Cargo Jet Crashes Into Miami Business Area, Killing 4 Hundreds On Ground Flee In Terror, Escape Injury From Flying Parts, Fire
A cargo plane plunged into a heavily populated commercial area moments after takeoff from Miami International Airport Thursday, killing its four crew members but sparing hundreds of people on the ground, many of whom fled in terror as the DC-8 jet skidded across an eight-lane street before coming to rest in a shopping mall parking lot.
Witnesses said the plane shot “up like a rocket” seconds after takeoff, then crashed into a field, where it spewed flames and parts as it rammed through a wire fence and glided across the busy thoroughfare.
“There was an explosion and then a ball of fire,” said Jorge Capote, 39, one of about two dozen striking United Parcel Service employees who watched the disaster unfold from their posts on the picket line a block away.
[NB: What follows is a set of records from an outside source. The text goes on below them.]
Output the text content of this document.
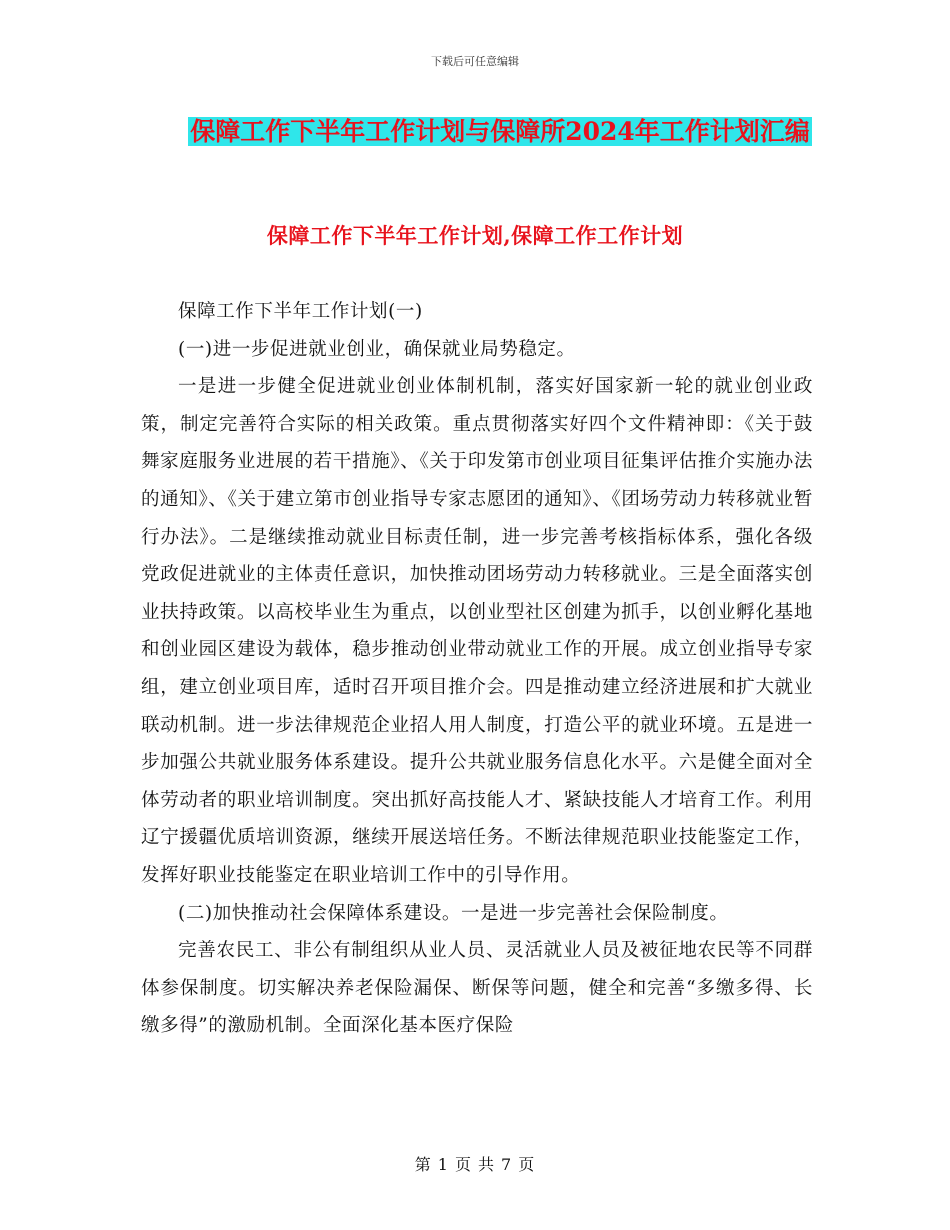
下载后可任意编辑
保障工作下半年工作计划与保障所2024年工作计划汇编
保障工作下半年工作计划,保障工作工作计划

保障工作下半年工作计划(一)

(一)进一步促进就业创业，确保就业局势稳定。

一是进一步健全促进就业创业体制机制，落实好国家新一轮的就业创业政策，制定完善符合实际的相关政策。重点贯彻落实好四个文件精神即：《关于鼓舞家庭服务业进展的若干措施》、《关于印发第市创业项目征集评估推介实施办法的通知》、《关于建立第市创业指导专家志愿团的通知》、《团场劳动力转移就业暂行办法》。二是继续推动就业目标责任制，进一步完善考核指标体系，强化各级党政促进就业的主体责任意识，加快推动团场劳动力转移就业。三是全面落实创业扶持政策。以高校毕业生为重点，以创业型社区创建为抓手，以创业孵化基地和创业园区建设为载体，稳步推动创业带动就业工作的开展。成立创业指导专家组，建立创业项目库，适时召开项目推介会。四是推动建立经济进展和扩大就业联动机制。进一步法律规范企业招人用人制度，打造公平的就业环境。五是进一步加强公共就业服务体系建设。提升公共就业服务信息化水平。六是健全面对全体劳动者的职业培训制度。突出抓好高技能人才、紧缺技能人才培育工作。利用辽宁援疆优质培训资源，继续开展送培任务。不断法律规范职业技能鉴定工作，发挥好职业技能鉴定在职业培训工作中的引导作用。

(二)加快推动社会保障体系建设。一是进一步完善社会保险制度。

完善农民工、非公有制组织从业人员、灵活就业人员及被征地农民等不同群体参保制度。切实解决养老保险漏保、断保等问题，健全和完善“多缴多得、长缴多得”的激励机制。全面深化基本医疗保险

第 1 页 共 7 页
“People were running everywhere,” added UPS driver Carlos Rivera, 50, who said the plane “went straight up and then dropped like a helicopter.”
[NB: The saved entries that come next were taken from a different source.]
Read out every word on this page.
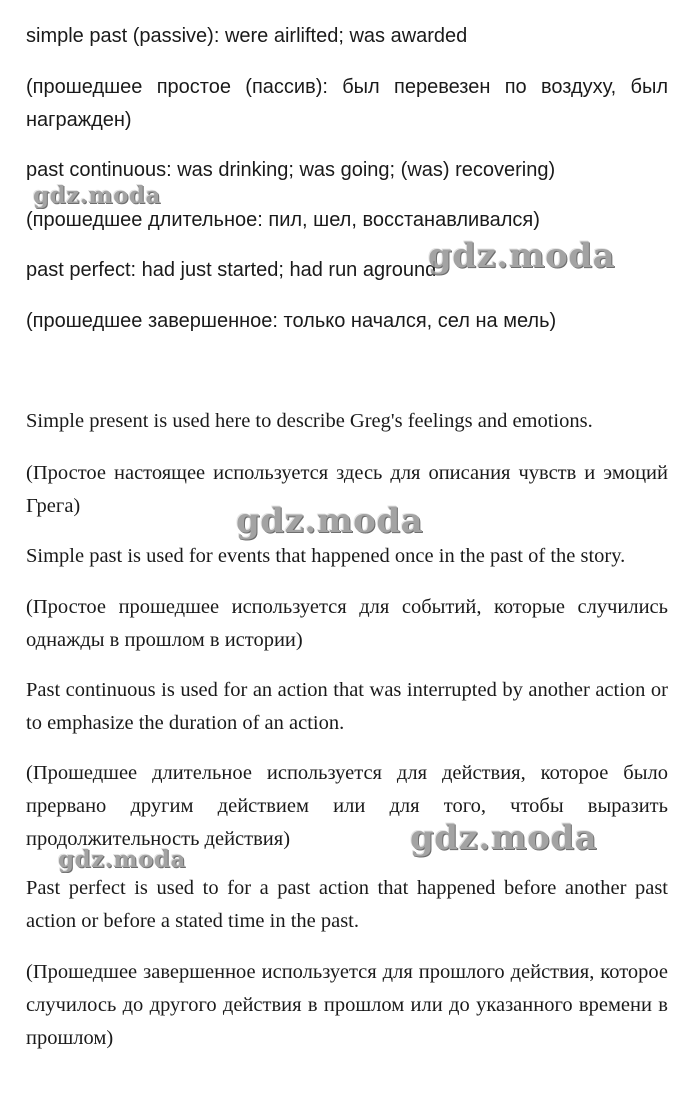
simple past (passive): were airlifted; was awarded

(прошедшее простое (пассив): был перевезен по воздуху, был награжден)

past continuous: was drinking; was going; (was) recovering)

(прошедшее длительное: пил, шел, восстанавливался)

past perfect: had just started; had run aground

(прошедшее завершенное: только начался, сел на мель)

Simple present is used here to describe Greg's feelings and emotions.

(Простое настоящее используется здесь для описания чувств и эмоций Грега)

Simple past is used for events that happened once in the past of the story.

(Простое прошедшее используется для событий, которые случились однажды в прошлом в истории)

Past continuous is used for an action that was interrupted by another action or to emphasize the duration of an action.

(Прошедшее длительное используется для действия, которое было прервано другим действием или для того, чтобы выразить продолжительность действия)

Past perfect is used to for a past action that happened before another past action or before a stated time in the past.

(Прошедшее завершенное используется для прошлого действия, которое случилось до другого действия в прошлом или до указанного времени в прошлом)

gdz.moda
gdz.moda
gdz.moda
gdz.moda
gdz.moda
The victims included the pilot, co-pilot, engineer and a security guard employed by the company whose cargo was being transported.
The plane, owned by Fine Air Services, was carrying about 80,000 pounds of goods, primarily textiles that were bound for Santo Domingo, Dominican Republic.
Metro-Dade police said there were no toxic materials on board.
The only injuries to people on the ground, according to police Lt. Linda O’Brien, were two customers of one of the nearby stores, who were treated at the scene for minor injuries.
The shops, mostly small wholesalers and retailers, were evacuated. One report said firefighters were concerned that the burning rubble could set off a gas line that runs beneath the street.
The crash site is in the heart of metropolitan Miami’s largest employment area, the fast-growing West Dade section that begins at the airport and extends westward to the Everglades.
Although it was lunch hour, there were no cars or pedestrians in the path of the plane as it careened into the parking lot, sending workers in the shops and warehouses screaming into the street.
“I looked to my left and this plane’s coming at me,” said one unidentified woman, in a comment typical of many who narrowly escaped disaster.
Hours after the crash, the wreckage continued to smolder as scores of firefighters worked to clean up the debris.
Operations at Miami International were slowed for most of the afternoon, but had returned to near normal Thursday evening.
The accounts of witnesses describing the plane first bolting upward, wobbling and then sinking prompted speculation that the plane’s cargo may have shifted at takeoff, causing the tail to dip, but a spokesman for the National Transportation Safety Board said it was too soon to speculate on a cause. Both of the plane’s flight data recorders were recovered, he said, and sent to Washington Thursday night for examination.